Костлявые крючковатые пальцы с силой впиваются в горло старика, душат, царапают шею. Взгляд ненавидящих весь людской род глаз впивается в него, бес торжествующе смеётся. Но старик дотянулся. Взмах кистью в лицо лукавому.
Визг боли. Демон отпрянул, споткнулся о тело матери, упал.
- «… во ад сше́дшаго и попра́вшаго силу диа́волю, и дарова́вшаго нам тебе́ Крест Свой Честны́й на прогна́ние вся́каго супоста́та!»
Кричат не стены, кричит будто бы весь мир. С избы срывает часть крыши, хлопья снега врываются в дом. Бесноватая вскакивает, быстрее всех тварей земных летит на старика.
- «… О, Пречестны́й и Животворя́щий Кре́…» - «розочка» от бутылки водки впивается в живот несколько раз. – «…Кре́сте Госпо́день! Помогай ми … со Свято́ю Госпоже́ю … Де́вою Богоро́дицею и со всеми свя́тыми во веки … Аминь!!!»
Последний крик демона срывает остатки крыши. Тело девушки падает на пол и бьётся в конвульсиях. Старик сплёвывает кровь, пошатывается. Удерживается на ногах, подоспевает к девочке. Читает «Отче наш», обдаёт крестным знамением. Поит святой водой. Конвульсии прекращаются. Дыхание становится ровным. Она просто спит.
Старик встаёт на ноги. Смотрит на часы. Остановились на 00:00.
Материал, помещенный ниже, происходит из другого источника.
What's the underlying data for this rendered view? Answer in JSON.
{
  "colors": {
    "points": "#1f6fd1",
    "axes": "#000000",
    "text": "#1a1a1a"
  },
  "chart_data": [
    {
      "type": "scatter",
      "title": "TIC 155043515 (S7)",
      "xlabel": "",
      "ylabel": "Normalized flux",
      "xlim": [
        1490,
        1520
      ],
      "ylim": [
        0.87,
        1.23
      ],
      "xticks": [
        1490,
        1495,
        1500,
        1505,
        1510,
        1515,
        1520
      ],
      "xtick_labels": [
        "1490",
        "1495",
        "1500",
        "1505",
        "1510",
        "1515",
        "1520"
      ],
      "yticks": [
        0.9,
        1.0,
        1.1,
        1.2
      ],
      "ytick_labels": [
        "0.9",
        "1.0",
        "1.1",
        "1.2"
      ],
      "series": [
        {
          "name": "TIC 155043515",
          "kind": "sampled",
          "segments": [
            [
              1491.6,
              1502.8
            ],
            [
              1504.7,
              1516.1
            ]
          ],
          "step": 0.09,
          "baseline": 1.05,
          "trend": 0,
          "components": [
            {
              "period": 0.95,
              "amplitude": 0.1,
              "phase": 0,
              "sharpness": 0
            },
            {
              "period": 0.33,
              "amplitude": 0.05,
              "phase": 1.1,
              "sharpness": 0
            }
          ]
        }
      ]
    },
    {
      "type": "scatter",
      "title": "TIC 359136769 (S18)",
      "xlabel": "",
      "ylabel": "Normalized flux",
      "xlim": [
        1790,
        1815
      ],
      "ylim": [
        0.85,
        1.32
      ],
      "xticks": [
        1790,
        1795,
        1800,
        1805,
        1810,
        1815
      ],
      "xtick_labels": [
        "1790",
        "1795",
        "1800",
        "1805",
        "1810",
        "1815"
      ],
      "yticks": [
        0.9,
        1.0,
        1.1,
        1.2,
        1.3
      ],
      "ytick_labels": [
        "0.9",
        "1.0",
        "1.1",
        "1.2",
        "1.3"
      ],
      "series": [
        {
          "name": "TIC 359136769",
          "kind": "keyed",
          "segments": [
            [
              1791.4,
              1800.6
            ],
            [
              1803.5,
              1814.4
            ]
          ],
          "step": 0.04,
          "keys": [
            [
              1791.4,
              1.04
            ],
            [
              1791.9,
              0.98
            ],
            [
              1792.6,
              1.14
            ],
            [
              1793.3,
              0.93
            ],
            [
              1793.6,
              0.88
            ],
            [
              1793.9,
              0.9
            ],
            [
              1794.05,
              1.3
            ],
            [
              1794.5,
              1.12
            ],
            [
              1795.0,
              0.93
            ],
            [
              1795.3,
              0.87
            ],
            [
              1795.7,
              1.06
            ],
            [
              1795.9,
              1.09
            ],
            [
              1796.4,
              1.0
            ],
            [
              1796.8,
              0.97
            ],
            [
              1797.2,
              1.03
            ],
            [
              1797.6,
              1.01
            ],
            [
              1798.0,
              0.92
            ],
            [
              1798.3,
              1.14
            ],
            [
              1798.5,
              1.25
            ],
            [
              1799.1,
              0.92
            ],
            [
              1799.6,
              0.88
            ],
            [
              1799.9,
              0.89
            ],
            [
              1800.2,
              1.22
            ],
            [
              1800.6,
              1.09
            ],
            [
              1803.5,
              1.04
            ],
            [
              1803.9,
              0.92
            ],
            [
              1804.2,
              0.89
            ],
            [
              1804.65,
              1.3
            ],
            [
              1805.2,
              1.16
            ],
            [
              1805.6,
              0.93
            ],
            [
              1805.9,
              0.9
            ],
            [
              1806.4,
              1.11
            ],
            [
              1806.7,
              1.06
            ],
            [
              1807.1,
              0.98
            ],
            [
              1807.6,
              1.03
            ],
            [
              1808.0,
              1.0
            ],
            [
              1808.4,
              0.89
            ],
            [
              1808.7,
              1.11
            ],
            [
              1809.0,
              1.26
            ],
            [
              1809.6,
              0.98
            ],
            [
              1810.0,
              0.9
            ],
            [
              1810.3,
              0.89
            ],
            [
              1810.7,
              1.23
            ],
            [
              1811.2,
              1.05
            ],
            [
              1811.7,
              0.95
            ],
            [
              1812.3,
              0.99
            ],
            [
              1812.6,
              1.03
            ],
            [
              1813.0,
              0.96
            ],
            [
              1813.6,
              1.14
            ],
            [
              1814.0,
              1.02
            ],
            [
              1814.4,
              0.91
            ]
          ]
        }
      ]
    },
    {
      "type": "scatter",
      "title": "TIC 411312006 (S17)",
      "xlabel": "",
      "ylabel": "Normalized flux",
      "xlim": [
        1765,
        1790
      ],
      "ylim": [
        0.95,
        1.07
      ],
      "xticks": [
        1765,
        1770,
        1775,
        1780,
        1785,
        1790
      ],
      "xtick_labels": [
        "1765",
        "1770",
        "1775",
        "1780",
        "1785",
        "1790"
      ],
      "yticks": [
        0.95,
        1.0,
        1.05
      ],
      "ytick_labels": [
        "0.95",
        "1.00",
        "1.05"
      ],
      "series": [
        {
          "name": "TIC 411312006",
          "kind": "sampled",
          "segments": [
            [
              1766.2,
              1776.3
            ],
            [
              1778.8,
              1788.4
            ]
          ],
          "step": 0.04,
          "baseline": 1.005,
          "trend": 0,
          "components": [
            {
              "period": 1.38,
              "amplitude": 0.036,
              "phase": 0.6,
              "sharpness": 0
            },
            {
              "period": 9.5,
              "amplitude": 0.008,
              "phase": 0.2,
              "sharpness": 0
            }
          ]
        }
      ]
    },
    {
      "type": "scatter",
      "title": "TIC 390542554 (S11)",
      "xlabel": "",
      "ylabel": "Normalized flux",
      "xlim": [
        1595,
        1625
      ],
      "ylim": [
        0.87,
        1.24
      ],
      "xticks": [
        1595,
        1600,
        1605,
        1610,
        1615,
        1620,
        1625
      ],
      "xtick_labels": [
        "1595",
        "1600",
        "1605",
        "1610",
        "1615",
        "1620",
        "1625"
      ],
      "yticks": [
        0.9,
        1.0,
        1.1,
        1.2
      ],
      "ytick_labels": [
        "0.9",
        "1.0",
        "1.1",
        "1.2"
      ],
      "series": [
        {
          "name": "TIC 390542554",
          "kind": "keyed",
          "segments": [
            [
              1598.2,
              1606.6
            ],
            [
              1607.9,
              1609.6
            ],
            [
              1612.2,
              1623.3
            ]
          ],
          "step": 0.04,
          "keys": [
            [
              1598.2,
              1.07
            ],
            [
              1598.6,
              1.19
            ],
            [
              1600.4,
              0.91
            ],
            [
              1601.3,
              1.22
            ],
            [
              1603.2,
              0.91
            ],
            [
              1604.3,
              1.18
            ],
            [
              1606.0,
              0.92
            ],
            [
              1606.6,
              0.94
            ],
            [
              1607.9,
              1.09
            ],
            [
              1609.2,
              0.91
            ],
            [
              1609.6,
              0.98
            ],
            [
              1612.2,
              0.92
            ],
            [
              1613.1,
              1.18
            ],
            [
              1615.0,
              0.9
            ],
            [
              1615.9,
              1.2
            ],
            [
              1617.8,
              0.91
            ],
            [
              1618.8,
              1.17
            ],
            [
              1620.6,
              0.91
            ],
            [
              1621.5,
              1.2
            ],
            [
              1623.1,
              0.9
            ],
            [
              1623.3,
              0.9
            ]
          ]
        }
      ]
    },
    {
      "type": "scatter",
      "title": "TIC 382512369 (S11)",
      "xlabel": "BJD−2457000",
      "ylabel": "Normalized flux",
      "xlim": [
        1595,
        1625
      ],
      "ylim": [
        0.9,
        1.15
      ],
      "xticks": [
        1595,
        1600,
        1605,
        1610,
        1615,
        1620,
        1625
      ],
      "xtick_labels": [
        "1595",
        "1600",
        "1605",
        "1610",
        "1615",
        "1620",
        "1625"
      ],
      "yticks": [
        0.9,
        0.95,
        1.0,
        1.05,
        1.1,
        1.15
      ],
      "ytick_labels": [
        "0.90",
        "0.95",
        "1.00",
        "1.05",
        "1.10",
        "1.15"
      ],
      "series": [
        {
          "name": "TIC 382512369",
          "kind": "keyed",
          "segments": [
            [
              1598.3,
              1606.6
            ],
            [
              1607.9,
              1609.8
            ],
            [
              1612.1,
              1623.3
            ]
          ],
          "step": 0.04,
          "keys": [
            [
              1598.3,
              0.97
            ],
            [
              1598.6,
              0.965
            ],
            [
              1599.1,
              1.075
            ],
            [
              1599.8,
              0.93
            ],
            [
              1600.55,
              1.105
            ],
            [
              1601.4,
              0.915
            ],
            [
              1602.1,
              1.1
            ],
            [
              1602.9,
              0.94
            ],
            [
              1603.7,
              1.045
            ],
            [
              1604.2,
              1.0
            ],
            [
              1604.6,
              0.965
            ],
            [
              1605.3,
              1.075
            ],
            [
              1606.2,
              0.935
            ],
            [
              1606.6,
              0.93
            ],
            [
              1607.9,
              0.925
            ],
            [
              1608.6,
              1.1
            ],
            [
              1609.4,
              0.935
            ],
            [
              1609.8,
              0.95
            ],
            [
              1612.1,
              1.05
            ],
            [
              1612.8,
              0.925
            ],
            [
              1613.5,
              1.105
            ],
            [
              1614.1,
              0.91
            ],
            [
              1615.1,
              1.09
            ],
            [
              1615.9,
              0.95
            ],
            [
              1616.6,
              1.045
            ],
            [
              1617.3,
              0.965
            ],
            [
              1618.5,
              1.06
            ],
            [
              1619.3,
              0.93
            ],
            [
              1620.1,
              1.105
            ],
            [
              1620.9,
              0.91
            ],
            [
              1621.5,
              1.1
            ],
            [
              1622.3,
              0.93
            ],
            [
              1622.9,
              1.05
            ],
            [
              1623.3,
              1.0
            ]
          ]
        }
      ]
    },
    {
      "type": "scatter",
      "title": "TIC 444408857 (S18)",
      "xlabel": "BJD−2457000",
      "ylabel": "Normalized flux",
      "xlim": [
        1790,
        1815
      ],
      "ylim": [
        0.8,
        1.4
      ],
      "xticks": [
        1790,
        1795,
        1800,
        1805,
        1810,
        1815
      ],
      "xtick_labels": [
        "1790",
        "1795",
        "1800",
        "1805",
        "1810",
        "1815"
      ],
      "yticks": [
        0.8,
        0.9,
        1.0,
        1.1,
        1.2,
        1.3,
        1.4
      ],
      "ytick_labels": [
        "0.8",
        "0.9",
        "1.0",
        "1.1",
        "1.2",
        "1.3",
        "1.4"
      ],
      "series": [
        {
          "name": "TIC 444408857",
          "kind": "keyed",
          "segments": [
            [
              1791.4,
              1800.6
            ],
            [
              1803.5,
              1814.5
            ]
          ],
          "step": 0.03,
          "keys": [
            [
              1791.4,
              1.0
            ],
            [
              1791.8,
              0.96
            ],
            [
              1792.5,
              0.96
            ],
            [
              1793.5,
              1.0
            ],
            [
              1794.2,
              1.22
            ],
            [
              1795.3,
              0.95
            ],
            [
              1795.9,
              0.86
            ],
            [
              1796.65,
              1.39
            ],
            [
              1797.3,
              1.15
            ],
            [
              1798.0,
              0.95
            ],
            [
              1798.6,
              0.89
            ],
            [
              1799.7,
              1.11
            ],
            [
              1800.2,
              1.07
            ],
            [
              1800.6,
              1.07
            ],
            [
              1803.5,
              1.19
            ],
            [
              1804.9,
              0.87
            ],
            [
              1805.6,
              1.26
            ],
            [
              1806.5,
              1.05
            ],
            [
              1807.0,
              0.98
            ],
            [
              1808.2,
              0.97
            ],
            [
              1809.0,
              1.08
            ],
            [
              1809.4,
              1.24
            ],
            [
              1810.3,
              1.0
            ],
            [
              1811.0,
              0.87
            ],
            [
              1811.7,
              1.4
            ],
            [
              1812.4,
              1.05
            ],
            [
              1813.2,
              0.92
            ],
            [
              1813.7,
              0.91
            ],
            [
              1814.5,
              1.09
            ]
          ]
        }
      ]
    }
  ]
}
Капая кровью, выходит на крыльцо, закуривает. Пёс задохнулся, пытаясь сорваться с цепи. Лес за полчаса будто бы вплотную подобрался ко двору. Старик спускается в снег, которого намело по пупок, пытается дойти до собаки. Падает в сугроб. Нет сил. Переворачивается на спину.
- Ну, хотя бы снег утром чистить не придётся. – усмехается.
Закрывает глаза. Засыпает. Папироса выпадает в снег и тухнет.
А вьюга всё выла, а снег всё сыпал и сыпал, заметал двор, дом, машину - будто бы хотел скрыть от людей то, что им лицезреть нежелательно.